Corporate law requires the board of directors to treat all shareholders equally under equal circumstances. Hence, valid reasons are required in order to allow for a selective information policy. Against the background that shareholders have no fiduciary duties towards the company, the board will rarely have valid reasons to selectively disclose confidential information to an activist shareholder within a proxy fight ahead of a shareholders’ meeting.

The board is not obliged to disclose its engagement with activist shareholders for as long as no agreement is entered into. In the event that, for example, an activist shareholder requests that an agenda item be tabled at the next shareholders’ meeting or that an extraordinary shareholders’ meeting be convened, the board must make an ad hoc publication. For SIX listed companies, any such announcement must be distributed to SIX Exchange Regulation, at least two widely used electronic information systems, two Swiss daily newspapers of national importance, the website of the company and any interested party requesting to be included in the electronic distribution list.

What are the primary rules relating to communications to obtain support from other shareholders? How do companies solicit votes from shareholders? Are there systems enabling the company to identify or facilitating direct communication with its shareholders?

As activist shareholders do not have access to the share register of the company, they may publish their intentions on their website or in the media (eg, with open letters to shareholders or by approaching significant shareholders).

Generally, companies are free to approach their shareholders (eg, by way of letters to shareholders, public statements or individual approaches). As soon as the activist approach is publicly known, the media play an important role in shaping shareholder opinion in the run up to a shareholders’ meeting. The board usually engages with the key shareholders in order to gain their support, which may require that the board compromises on certain issues. This shareholder engagement by the board must occur within the limits of the law, in particular, the transparency rules and rules on equal treatment (see question 17).

The board will also engage with proxy advisers in order to gain their support (possibly in the form of a special situations report) and, if successful, to make the proxy advisers’ recommendation public to underline the viability of the board’s position with its shareholders.

Must companies, generally or at a shareholder’s request, provide a list of registered shareholders or a list of beneficial ownership, or submit to their shareholders information prepared by a requesting shareholder? How may this request be resisted?

The shareholders’ register of a Swiss company is not publicly available and the shareholders may therefore not receive a list of the registered shareholders from the company. In addition, Swiss companies are not obliged to distribute information prepared by a requesting shareholder to the other shareholders.

However, any shareholder holding at least 3 per cent in a listed company has to disclose, inter alia, the number of shares represented and the legal and beneficial owner. This information is available on the website of the respective stock exchange (eg, of the SIX Swiss Exchange).
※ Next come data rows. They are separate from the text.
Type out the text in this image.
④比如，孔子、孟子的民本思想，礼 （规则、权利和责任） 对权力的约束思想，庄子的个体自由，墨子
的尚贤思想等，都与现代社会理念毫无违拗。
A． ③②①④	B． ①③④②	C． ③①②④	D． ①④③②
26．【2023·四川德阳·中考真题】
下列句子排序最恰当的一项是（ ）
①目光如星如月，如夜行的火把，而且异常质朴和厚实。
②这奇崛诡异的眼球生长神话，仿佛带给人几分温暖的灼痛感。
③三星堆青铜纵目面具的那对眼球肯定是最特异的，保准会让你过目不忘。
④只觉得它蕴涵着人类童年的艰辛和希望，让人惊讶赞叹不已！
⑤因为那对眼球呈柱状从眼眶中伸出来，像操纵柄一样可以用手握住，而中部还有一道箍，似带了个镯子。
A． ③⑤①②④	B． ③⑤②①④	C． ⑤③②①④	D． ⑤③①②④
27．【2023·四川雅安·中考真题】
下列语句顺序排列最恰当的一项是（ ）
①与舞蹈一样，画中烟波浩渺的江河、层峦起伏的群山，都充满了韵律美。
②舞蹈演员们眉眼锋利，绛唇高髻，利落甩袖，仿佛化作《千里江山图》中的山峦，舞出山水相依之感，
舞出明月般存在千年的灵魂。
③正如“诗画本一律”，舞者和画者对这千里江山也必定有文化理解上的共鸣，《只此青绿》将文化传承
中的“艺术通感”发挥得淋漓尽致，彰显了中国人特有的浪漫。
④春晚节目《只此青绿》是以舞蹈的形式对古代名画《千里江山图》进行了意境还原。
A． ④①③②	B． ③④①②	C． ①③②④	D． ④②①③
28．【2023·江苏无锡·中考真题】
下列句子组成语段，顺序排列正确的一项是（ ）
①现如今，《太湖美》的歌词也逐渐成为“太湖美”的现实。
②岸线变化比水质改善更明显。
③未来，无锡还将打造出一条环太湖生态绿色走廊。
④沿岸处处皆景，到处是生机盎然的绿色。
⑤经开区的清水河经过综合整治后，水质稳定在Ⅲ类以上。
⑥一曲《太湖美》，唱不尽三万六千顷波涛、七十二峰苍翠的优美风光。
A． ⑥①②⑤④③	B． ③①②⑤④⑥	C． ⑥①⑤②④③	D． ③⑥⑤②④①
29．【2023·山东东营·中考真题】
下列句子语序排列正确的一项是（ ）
To foreign investors, it may come as a surprise that they are, as shareholders, not entitled to address their concerns with other shareholders by directly or indirectly using the company’s share register or by including them in the company’s proxy materials.

Update and trends

Recent developments

What are the current hot topics in shareholder activism and engagement?
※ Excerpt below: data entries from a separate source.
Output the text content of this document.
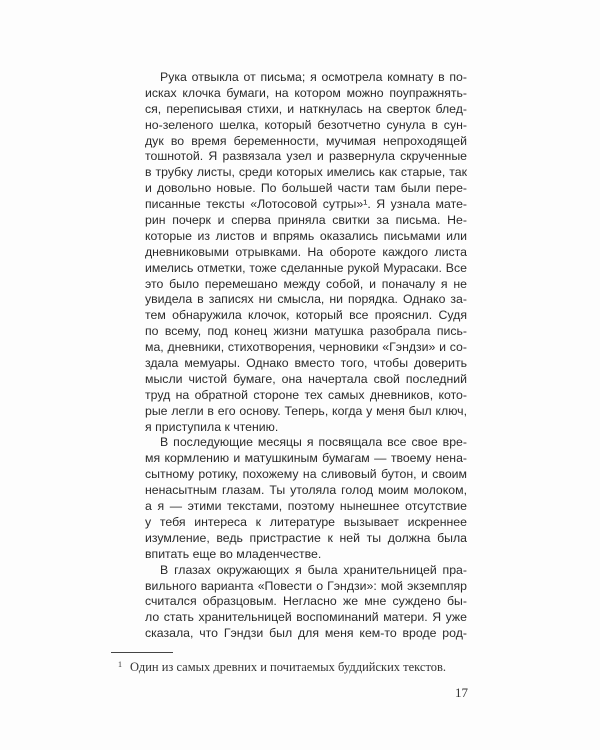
Рука отвыкла от письма; я осмотрела комнату в по-
исках клочка бумаги, на котором можно поупражнять-
ся, переписывая стихи, и наткнулась на сверток блед-
но-зеленого шелка, который безотчетно сунула в сун-
дук во время беременности, мучимая непроходящей
тошнотой. Я развязала узел и развернула скрученные
в трубку листы, среди которых имелись как старые, так
и довольно новые. По большей части там были пере-
писанные тексты «Лотосовой сутры»¹. Я узнала мате-
рин почерк и сперва приняла свитки за письма. Не-
которые из листов и впрямь оказались письмами или
дневниковыми отрывками. На обороте каждого листа
имелись отметки, тоже сделанные рукой Мурасаки. Все
это было перемешано между собой, и поначалу я не
увидела в записях ни смысла, ни порядка. Однако за-
тем обнаружила клочок, который все прояснил. Судя
по всему, под конец жизни матушка разобрала пись-
ма, дневники, стихотворения, черновики «Гэндзи» и со-
здала мемуары. Однако вместо того, чтобы доверить
мысли чистой бумаге, она начертала свой последний
труд на обратной стороне тех самых дневников, кото-
рые легли в его основу. Теперь, когда у меня был ключ,
я приступила к чтению.
В последующие месяцы я посвящала все свое вре-
мя кормлению и матушкиным бумагам — твоему нена-
сытному ротику, похожему на сливовый бутон, и своим
ненасытным глазам. Ты утоляла голод моим молоком,
а я — этими текстами, поэтому нынешнее отсутствие
у тебя интереса к литературе вызывает искреннее
изумление, ведь пристрастие к ней ты должна была
впитать еще во младенчестве.
В глазах окружающих я была хранительницей пра-
вильного варианта «Повести о Гэндзи»: мой экземпляр
считался образцовым. Негласно же мне суждено бы-
ло стать хранительницей воспоминаний матери. Я уже
сказала, что Гэндзи был для меня кем-то вроде род-
$^1$ Один из самых древних и почитаемых буддийских текстов.
17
Activist engagement has become an established element of the Swiss capital market and is unlikely to disappear in the foreseeable future. After a few years of increased shareholder activism, many Swiss companies are aware of the related challenges and prepare for them, for example, by having their advisers lined up. Not all activist approaches are publicly known and not all published campaigns culminate in a proxy fight.

Some activists try to differentiate themselves from their competitors by stressing that they have a less short-term approach or that they wish to engage privately with the board of directors rather than in public campaigns. Swiss media are often divided in their assessment of the activists’ requests and so is public opinion.